No acabamos de instalarnos, de pillarle el punto a ésto. Hemos cambiado de país, de clima (de alta montaña al desierto), de paisaje, de forma de hablar, de comer y de vivir, todo a la vez, y no resulta tan fácil. Cada día es distinto. Echamos insecticida en la habitación. Se largan las mariposas. 

miércoles, 23 de enero de 2013

chiclayo y pimentel


Chiclayo es una ciudad grande, la capital de la región de Lambayeque, con más de 600.000 habitantes, la reina del comercio de una región extensa al norte del Perú. Viva, bulliciosa, con mucho tráfico y bien comunicada.

Se me amanesió nublado. Cambio 100 dólares a 2,84 soles. Como quiera que el ceviche de anoche debe andar por los talones, y de allí para arriba todo es gusa, desayunamos opíparamente café con leche, bizcocho, torta de choclo con ceviche, y un zumo de papaya. La cafetería hace esquina y nos divertimos viendo a la gente pasar y vender. La camarera nos cuenta los ingredientes de la salsa: limón, ajinomoto, sal, cebolla, un poco de ajo y cilantro.

En la catedral se venera a San José María Escrivá. Visitamos el mercado central y mercado de hierbas medicinales, inmenso, donde se pueden encontrar todos los remedios naturales a cualquier mal y todos los olores que pueden esconderse en una caja. Las iglesias son feas. En el Hospital de San Antonio las sillas de ruedas son un apaño con los sillones blancos de plástico que se ponen en las terrazas.
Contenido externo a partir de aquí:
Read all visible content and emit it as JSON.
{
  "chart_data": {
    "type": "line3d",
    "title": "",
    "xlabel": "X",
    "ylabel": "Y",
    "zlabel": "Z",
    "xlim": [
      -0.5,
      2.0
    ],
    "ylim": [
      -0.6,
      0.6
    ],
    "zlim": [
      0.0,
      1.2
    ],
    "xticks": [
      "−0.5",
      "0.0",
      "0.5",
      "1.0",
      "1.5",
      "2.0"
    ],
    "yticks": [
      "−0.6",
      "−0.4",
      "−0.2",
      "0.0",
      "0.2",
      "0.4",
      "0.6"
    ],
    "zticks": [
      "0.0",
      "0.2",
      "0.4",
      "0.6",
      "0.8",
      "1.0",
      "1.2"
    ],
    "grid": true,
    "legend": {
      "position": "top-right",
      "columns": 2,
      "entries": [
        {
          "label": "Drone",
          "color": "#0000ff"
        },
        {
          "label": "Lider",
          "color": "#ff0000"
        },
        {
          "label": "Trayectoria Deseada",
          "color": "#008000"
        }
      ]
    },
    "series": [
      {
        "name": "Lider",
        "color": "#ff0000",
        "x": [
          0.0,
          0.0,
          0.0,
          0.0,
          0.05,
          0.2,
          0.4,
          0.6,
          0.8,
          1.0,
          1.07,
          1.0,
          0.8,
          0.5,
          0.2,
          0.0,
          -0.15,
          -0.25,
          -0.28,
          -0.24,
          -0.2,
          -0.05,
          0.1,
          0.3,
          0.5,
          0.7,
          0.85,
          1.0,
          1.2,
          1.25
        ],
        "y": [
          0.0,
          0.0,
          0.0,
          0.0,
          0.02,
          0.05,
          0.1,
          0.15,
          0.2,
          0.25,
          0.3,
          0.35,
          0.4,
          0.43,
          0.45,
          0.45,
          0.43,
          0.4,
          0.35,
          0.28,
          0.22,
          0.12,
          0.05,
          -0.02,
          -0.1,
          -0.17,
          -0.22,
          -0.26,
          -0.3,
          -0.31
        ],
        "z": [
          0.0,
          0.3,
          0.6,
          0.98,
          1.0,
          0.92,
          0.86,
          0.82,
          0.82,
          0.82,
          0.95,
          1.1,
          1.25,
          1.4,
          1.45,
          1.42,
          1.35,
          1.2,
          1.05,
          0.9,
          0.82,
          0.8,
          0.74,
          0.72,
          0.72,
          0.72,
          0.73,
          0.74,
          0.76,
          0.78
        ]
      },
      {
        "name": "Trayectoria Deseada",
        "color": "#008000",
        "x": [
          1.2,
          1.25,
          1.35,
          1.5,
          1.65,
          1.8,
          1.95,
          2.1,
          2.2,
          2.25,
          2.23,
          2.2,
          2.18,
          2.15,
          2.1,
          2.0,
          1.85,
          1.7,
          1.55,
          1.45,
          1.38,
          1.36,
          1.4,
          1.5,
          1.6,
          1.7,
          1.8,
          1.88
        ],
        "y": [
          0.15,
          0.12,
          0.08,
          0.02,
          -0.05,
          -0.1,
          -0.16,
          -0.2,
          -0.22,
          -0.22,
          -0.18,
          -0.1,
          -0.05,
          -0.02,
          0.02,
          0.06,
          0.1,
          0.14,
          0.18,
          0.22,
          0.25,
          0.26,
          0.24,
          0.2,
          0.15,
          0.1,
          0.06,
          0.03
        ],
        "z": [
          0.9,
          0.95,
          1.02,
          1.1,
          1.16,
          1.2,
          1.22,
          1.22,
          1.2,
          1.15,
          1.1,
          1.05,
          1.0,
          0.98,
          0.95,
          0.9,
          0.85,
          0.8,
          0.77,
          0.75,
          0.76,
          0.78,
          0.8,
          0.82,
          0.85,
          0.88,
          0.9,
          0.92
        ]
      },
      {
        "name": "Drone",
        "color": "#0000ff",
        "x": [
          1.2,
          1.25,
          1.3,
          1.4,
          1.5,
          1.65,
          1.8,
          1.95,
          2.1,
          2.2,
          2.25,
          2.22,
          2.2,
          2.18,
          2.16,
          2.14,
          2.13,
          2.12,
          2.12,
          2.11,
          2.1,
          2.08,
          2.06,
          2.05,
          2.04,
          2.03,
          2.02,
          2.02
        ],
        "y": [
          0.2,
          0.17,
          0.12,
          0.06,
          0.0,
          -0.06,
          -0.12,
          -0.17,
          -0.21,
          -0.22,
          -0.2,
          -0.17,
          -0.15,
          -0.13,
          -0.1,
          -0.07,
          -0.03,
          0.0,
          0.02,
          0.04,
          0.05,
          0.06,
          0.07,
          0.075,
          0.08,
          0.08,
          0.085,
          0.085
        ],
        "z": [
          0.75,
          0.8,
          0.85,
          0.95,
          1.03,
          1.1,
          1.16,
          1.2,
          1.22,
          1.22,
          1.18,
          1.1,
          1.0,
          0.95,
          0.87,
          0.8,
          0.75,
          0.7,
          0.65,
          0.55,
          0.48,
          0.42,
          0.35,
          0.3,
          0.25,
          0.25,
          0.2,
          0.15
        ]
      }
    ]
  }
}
Pillamos un microbús hasta Pimentel, un balneario donde el viento concentra olas grandes y surferos. Tiene un muelle de madera a lo Black Pool, con más de 600 metros en curva por el que alguna vez circularon dos trenes. En la punta se descargan los pescados que llegan en los barcos. La playa es infinita, con mucha gente muy repartida, sin aglomeraciones.

Decidimos dirigir nuestras operaciones desde El Langostino, un chiringuito con terraza a la sombra por la que corre la brisa. Nos pedimos una botella de Inca Cola y un ceviche mixto, al que Beni limpia un poco de coroto y cilantro, y se queda de maravilla. Me pongo a dibujar mientras pincho langostinos, pulpo y pescado (con cebolla morada, yuca, calabaza, maíz y frijoles blancos) y empercudo el cuaderno. En mi línea. Se está tan bien aquí que decidimos quedarnos toda la tarde. Estoy sin cámara y me pongo a dibujar como loco: la playa con el muelle, las barcas de madera y totora, la gente del bar.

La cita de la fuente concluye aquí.